Comparative example 8: (hydrothermal, addition of exogenous sugar)
Weighing 50g of defatted rice bran into an erlenmeyer flask, adding 400g of deionized water, stirring for 10min to obtain a rice bran suspension, adjusting the pH of the suspension to 8.5, adding 5g of arabinose into the suspension, transferring the suspension into a hydrothermal kettle, heating to 115 ℃, reacting for 2h, cooling, centrifuging, collecting supernatant, and freeze-drying to obtain a comparative product C8.
Comparative example 9: (hydrothermal, addition of exogenous sugar)
Weighing 50g of defatted rice bran into an erlenmeyer flask, adding 400g of deionized water, stirring for 10min to obtain a rice bran suspension, adjusting the pH of the suspension to 8.5, adding 5g of xylose into the suspension, transferring the suspension into a hydrothermal kettle, heating to 115 ℃, reacting for 2h, cooling, centrifuging, collecting supernatant, and freeze-drying to obtain a comparative product C9.
Comparative example 10: (Amylase, hydrothermal)
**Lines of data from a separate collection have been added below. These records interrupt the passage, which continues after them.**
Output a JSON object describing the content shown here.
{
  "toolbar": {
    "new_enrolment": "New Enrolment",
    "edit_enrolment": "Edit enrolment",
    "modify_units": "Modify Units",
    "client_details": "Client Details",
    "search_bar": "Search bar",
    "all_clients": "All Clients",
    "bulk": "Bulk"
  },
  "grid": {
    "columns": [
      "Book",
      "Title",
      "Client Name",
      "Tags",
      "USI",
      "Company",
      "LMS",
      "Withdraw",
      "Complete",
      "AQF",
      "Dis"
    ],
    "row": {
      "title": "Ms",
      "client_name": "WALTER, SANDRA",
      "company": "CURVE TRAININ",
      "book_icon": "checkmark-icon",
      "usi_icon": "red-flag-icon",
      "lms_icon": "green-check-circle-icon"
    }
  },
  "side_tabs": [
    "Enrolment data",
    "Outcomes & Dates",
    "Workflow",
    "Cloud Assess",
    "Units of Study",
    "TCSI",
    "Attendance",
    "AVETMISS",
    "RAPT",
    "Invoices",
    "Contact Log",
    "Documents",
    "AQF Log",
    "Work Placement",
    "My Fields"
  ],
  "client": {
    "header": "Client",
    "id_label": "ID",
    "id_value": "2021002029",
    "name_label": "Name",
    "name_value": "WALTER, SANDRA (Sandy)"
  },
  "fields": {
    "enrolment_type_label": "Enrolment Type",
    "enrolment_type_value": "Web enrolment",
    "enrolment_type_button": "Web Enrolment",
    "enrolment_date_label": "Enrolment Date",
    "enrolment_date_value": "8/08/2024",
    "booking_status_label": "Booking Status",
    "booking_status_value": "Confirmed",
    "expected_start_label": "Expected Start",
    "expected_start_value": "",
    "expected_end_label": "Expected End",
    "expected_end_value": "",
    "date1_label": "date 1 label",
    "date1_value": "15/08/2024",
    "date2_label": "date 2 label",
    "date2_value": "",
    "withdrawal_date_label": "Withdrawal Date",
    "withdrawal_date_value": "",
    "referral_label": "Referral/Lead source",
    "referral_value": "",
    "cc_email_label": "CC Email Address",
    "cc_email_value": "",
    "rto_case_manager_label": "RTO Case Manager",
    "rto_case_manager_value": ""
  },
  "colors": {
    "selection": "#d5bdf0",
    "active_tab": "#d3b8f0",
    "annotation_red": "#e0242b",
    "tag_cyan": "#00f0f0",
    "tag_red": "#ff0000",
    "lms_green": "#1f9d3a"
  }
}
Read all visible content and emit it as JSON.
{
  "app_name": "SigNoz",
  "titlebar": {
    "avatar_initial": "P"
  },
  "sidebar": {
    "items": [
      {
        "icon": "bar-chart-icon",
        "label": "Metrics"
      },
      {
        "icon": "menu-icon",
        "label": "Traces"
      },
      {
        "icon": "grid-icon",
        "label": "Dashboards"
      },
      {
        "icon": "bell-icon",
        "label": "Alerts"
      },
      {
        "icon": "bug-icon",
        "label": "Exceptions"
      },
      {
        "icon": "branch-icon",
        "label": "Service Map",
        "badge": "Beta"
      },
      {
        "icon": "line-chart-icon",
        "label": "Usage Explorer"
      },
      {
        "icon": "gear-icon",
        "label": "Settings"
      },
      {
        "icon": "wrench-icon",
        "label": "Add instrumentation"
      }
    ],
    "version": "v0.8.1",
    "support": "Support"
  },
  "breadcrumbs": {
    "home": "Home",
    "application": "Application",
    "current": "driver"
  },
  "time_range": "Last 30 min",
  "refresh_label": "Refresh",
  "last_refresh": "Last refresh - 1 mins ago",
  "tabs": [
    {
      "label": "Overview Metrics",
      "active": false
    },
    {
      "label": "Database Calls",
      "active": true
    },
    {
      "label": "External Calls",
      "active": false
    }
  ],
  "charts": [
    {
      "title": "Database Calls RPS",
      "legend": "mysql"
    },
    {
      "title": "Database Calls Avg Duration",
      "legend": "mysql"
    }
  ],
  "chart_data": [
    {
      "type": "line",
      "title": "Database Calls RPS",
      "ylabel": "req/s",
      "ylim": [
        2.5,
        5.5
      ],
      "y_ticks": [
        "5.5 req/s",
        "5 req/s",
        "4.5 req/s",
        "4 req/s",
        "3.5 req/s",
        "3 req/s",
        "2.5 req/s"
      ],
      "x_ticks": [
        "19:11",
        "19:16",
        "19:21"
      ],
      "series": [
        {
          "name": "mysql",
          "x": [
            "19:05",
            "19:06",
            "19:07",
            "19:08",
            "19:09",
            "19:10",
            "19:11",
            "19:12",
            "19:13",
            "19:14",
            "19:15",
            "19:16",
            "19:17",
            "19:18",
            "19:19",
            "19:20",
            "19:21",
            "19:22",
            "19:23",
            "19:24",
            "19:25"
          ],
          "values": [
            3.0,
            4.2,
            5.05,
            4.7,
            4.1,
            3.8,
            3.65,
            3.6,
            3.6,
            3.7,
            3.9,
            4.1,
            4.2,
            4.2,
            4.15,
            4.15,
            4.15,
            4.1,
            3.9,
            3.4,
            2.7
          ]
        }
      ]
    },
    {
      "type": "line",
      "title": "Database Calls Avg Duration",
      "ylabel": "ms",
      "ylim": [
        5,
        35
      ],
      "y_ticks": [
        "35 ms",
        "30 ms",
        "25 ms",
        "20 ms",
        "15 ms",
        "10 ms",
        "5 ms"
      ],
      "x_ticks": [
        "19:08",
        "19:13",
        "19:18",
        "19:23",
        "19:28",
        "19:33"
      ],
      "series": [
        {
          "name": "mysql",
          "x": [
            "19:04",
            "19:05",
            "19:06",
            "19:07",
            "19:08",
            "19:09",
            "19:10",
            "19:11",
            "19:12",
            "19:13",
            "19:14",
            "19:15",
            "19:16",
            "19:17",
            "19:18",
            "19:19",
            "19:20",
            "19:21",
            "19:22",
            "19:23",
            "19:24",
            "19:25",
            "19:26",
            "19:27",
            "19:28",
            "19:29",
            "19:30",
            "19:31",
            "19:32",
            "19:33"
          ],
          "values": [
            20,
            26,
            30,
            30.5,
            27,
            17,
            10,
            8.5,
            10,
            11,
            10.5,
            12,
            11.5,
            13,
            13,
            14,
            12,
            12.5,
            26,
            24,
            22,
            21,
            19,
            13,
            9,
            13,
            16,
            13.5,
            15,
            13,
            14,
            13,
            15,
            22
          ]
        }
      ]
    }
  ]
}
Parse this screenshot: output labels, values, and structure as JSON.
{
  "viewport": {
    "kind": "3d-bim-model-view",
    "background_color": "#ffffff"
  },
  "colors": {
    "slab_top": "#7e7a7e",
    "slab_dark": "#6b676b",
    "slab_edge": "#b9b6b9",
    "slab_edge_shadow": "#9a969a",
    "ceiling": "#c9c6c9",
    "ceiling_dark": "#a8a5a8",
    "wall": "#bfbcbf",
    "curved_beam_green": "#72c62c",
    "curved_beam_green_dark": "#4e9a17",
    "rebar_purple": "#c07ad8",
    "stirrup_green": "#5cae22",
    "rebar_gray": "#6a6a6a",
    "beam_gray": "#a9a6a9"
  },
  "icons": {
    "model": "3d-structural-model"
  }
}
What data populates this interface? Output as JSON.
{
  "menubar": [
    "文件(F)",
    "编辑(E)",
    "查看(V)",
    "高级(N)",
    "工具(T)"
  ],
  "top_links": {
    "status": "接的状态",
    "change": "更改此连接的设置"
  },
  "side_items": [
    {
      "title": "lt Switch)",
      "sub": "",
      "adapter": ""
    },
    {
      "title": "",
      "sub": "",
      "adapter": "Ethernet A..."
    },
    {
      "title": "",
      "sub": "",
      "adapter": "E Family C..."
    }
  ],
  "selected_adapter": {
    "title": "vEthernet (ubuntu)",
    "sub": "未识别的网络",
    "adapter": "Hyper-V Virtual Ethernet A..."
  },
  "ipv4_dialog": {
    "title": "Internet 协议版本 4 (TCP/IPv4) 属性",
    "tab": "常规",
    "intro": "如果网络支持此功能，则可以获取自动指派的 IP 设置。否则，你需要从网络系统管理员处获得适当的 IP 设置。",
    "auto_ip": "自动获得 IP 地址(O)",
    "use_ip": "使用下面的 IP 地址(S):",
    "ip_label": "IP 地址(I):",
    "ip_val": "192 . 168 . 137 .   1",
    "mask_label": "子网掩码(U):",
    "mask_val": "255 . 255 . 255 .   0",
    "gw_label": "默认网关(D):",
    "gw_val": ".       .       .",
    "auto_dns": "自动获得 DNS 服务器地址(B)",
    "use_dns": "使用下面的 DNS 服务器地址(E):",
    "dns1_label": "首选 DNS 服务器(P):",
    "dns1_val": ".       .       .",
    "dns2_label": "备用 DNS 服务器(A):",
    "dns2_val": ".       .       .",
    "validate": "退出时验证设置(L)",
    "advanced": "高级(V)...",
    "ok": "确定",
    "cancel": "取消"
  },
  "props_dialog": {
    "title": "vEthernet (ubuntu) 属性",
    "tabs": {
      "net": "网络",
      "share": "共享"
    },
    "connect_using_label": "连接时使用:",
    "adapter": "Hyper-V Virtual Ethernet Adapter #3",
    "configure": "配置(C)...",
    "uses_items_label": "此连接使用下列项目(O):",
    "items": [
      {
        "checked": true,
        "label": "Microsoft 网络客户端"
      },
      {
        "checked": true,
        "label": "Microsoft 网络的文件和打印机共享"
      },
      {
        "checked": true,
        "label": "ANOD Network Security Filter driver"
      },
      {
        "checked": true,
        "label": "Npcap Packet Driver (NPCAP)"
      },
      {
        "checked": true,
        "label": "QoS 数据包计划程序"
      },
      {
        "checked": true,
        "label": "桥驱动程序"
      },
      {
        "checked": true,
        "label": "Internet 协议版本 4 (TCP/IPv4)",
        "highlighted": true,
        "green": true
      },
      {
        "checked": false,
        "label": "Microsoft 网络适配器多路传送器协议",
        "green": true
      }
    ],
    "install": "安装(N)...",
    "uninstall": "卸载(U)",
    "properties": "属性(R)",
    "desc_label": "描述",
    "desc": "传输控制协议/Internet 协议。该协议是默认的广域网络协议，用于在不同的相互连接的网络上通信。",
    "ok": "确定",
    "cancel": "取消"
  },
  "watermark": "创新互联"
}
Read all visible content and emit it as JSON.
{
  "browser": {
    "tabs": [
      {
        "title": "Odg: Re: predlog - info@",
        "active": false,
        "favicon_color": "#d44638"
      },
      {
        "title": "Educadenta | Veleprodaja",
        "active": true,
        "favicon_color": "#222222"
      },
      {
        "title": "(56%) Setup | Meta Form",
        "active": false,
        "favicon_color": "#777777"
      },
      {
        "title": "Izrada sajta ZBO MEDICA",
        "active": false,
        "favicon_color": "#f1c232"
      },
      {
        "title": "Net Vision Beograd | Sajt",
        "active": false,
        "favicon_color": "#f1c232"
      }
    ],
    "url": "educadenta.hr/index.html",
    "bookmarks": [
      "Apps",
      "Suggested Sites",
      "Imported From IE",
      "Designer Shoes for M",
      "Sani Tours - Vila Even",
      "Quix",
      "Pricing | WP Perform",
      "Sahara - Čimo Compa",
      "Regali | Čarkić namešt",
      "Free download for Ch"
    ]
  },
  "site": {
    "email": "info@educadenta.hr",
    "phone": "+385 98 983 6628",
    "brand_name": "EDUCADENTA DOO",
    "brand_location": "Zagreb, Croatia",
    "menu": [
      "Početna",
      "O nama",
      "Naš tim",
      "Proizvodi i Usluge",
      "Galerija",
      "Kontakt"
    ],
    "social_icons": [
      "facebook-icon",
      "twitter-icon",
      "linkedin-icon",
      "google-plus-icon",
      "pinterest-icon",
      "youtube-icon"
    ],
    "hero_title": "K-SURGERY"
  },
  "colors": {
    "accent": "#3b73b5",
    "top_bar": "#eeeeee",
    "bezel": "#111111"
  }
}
Weighing 50g of defatted rice bran into an erlenmeyer flask, adding 400g of deionized water, stirring for 10min to obtain a rice bran suspension, placing the sample in a 90 ℃ water bath shaking table, adding 0.3% high-temperature amylase, reacting for 20min, adjusting the pH of the suspension to 8.5, then transferring the suspension into a hydrothermal kettle, heating to 115 ℃, reacting for 2h, cooling, centrifuging, collecting supernatant, and freeze-drying to obtain a comparative product C10.
Comparative example 11: (cellulase, hydrothermal method)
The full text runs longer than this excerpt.